The exact nature of wide characters is (purposefully) left implementation defined.
When they first invented the concept of wchar_t
, ISO 10646 and Unicode were still competing with each other (whereas they now, mostly cooperate). Rather than try to decree that an international character would be one or the other (or possibly something else entirely) they simply provided a type (and some functions) that the implementation could define to support international character sets as they chose.
Different implementations have exercised that potential for variation. For example, if you use Microsoft's compiler on Windows, wchar_t
will be a 16-bit type holding UTF-16 Unicode (originally it held UCS-2 Unicode, but that's now officially obsolete).
On Linux, wchar_t
will more often be a 32-bit type, holding UCS-4/UTF-32 encoded Unicode. Ports of gcc to at least some other operating systems do the same, though I've never tried to confirm that it's always the case.

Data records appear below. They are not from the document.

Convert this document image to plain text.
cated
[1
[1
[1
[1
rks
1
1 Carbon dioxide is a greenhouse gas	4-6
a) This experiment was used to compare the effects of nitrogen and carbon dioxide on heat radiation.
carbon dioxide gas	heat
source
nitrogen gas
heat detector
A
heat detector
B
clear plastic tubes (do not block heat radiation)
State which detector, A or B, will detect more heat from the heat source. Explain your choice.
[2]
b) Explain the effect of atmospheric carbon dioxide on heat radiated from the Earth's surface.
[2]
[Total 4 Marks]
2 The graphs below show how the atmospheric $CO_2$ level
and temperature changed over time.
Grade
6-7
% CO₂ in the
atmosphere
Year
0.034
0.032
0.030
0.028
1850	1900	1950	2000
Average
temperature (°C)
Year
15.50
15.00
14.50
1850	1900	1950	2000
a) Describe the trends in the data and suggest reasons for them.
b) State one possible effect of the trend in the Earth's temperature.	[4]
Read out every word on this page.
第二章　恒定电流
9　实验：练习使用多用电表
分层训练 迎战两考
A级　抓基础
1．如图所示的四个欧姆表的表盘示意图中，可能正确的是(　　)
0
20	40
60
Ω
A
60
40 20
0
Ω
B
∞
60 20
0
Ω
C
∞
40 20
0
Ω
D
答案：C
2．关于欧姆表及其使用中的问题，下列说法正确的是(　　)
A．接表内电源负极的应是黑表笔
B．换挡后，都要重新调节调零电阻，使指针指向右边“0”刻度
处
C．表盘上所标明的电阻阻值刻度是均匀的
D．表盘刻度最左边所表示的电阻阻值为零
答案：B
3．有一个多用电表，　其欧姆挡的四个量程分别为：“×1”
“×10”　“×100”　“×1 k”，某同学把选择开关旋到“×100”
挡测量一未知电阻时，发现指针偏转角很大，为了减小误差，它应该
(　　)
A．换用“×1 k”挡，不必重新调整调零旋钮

There is, however, no guarantee of that. At least in theory an implementation on Linux could use 16 bits, or one on Windows could use 32 bits, or either one could decide to use 64 bits (though I'd be a little surprised to see that in reality).
In any case, the general idea of how things are intended to work, is that a single wchar_t
is sufficient to represent a code point. For I/O, the data is intended to be converted from the external representation (whatever it is) into wchar_t
s, which (is supposed to) make them relatively easy to manipulate. Then during output, they again get transformed into the encoding of your choice (which may be entirely different from the encoding you read).